– Павел Евгеньевич, не понравились мне их отношения, – начала капитан. – Вроде и не в ссоре, но она к нему холодна, он к ней равнодушен. Ему плевать на её чувства, она его просит о чём-то не рассказывать мне, а он плевать хотел.
– Думаешь, там есть какой-то скрытый внутренний конфликт?
– Думаю, что выходила она замуж по расчёту, а теперь локти кусает.
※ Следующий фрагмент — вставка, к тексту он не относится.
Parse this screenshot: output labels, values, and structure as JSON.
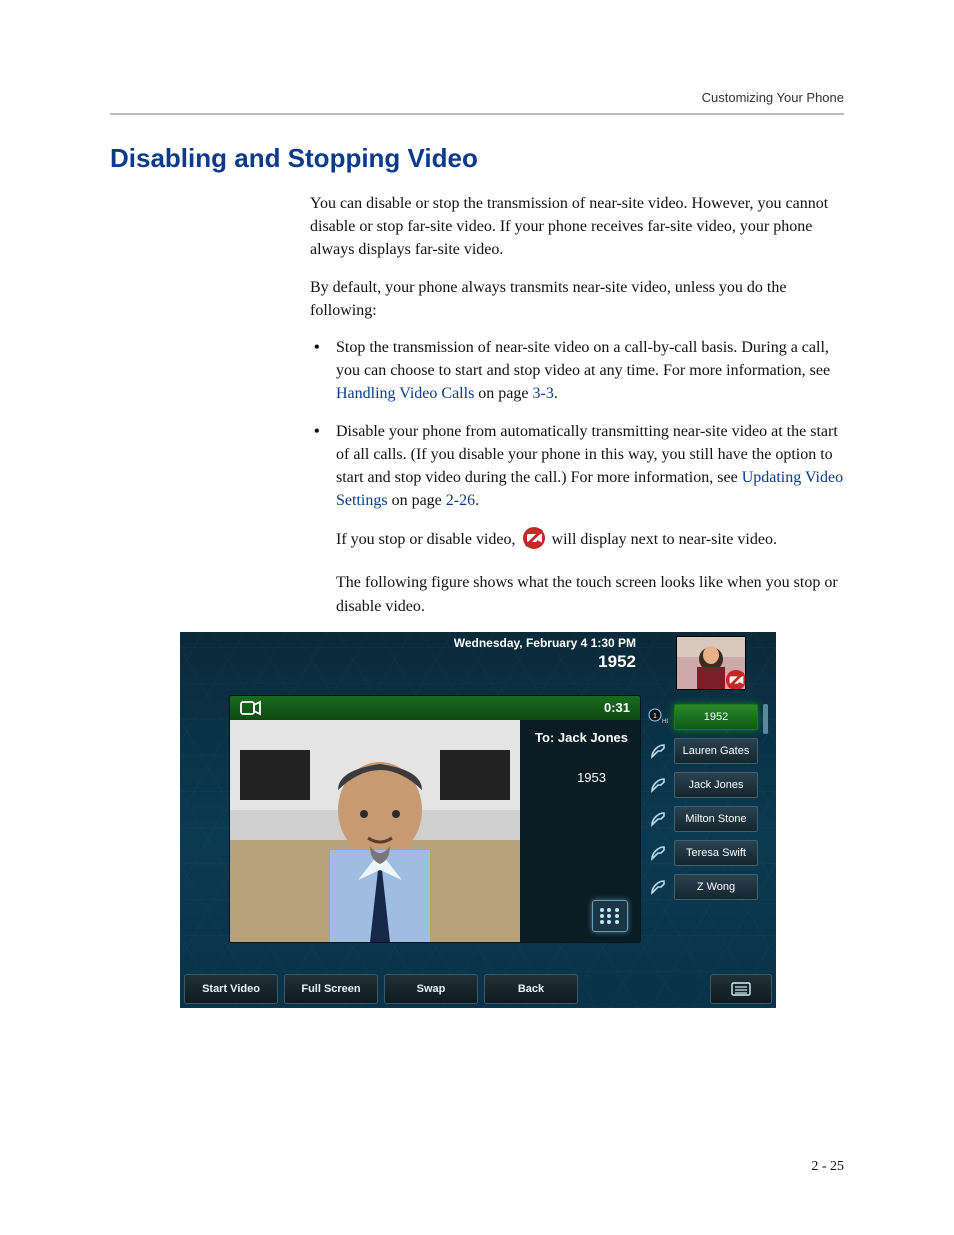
{
  "header": {
    "running": "Customizing Your Phone"
  },
  "section": {
    "title": "Disabling and Stopping Video"
  },
  "para": {
    "p1": "You can disable or stop the transmission of near-site video. However, you cannot disable or stop far-site video. If your phone receives far-site video, your phone always displays far-site video.",
    "p2": "By default, your phone always transmits near-site video, unless you do the following:",
    "b1a": "Stop the transmission of near-site video on a call-by-call basis. During a call, you can choose to start and stop video at any time. For more information, see ",
    "b1_link": "Handling Video Calls",
    "b1b": " on page ",
    "b1_page": "3-3",
    "b1c": ".",
    "b2a": "Disable your phone from automatically transmitting near-site video at the start of all calls. (If you disable your phone in this way, you still have the option to start and stop video during the call.) For more information, see ",
    "b2_link": "Updating Video Settings",
    "b2b": " on page ",
    "b2_page": "2-26",
    "b2c": ".",
    "p3a": "If you stop or disable video, ",
    "p3b": " will display next to near-site video.",
    "p4": "The following figure shows what the touch screen looks like when you stop or disable video."
  },
  "phone": {
    "datetime": "Wednesday, February 4  1:30 PM",
    "extension": "1952",
    "call": {
      "duration": "0:31",
      "to_label": "To: Jack Jones",
      "to_number": "1953"
    },
    "contacts": {
      "active_line": "1952",
      "items": [
        "Lauren Gates",
        "Jack Jones",
        "Milton Stone",
        "Teresa Swift",
        "Z Wong"
      ]
    },
    "softkeys": [
      "Start Video",
      "Full Screen",
      "Swap",
      "Back"
    ]
  },
  "footer": {
    "pagenum": "2 - 25"
  }
}
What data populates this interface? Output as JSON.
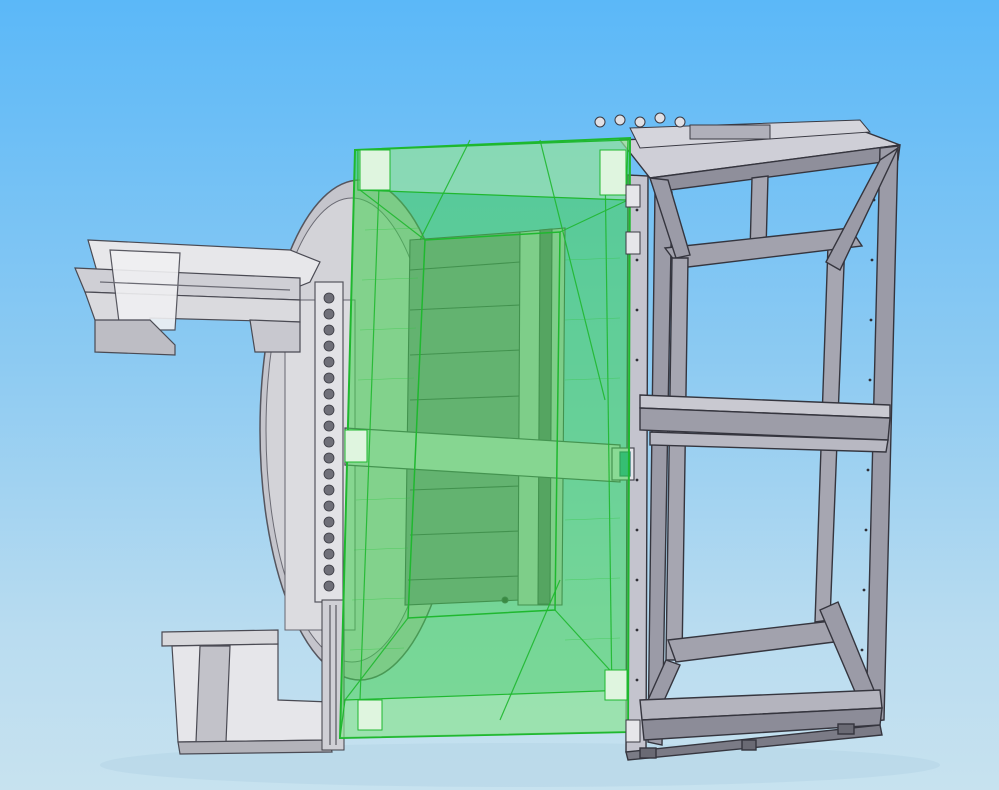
{
  "viewport": {
    "background_top": "#5bb8f8",
    "background_bottom": "#c7e2ef"
  },
  "colors": {
    "frame_face": "#9a9aa6",
    "frame_light": "#c9c9d3",
    "frame_edge": "#3a3a44",
    "machine_body": "#d9d9dd",
    "machine_shadow": "#a9a9b0",
    "panel_dark": "#8d8d98",
    "selection_fill": "#3fd24f",
    "selection_stroke": "#1fb82f",
    "accent_teal": "#2aa6a0"
  },
  "model": {
    "name": "assembly-3d-view",
    "highlighted_part": "door-panel"
  }
}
– Она тебе что-то говорила на этот счёт?
– Жаловалась, что он вечно старается показать её перед людьми дурочкой. И действительно, вел он себя по-хамски. Всячески выставлял ее передо мной с худшей стороны. Настоящий капиталист, отпетый собственник. Видно, что считает, что купил ее с потрохами.
– Тогда, как ни жаль, его вербовка нецелесообразна, – сделал вывод полковник. – Раз брак нестабилен… В случае их развода мы такие проблемы можем получить... Начнут топить друг друга, не она его, так он её. Сдаст еще «Скворца», как агента КГБ, чтобы посадить надолго и имущество с ней не делить.
– А так можно? – поразилась Артамонова.
– Почему нет? – усмехнулся полковник.
– Но если он сам агент КГБ?
– А кто ему помешает заранее пойти на сотрудничество с вражеской контрразведкой перед разводом? Сливать им всю информацию от нас? Подставлять нам фальшивых агентов для вербовки? За такое – ему все простят. Как и мы простим вражескому перебежчику…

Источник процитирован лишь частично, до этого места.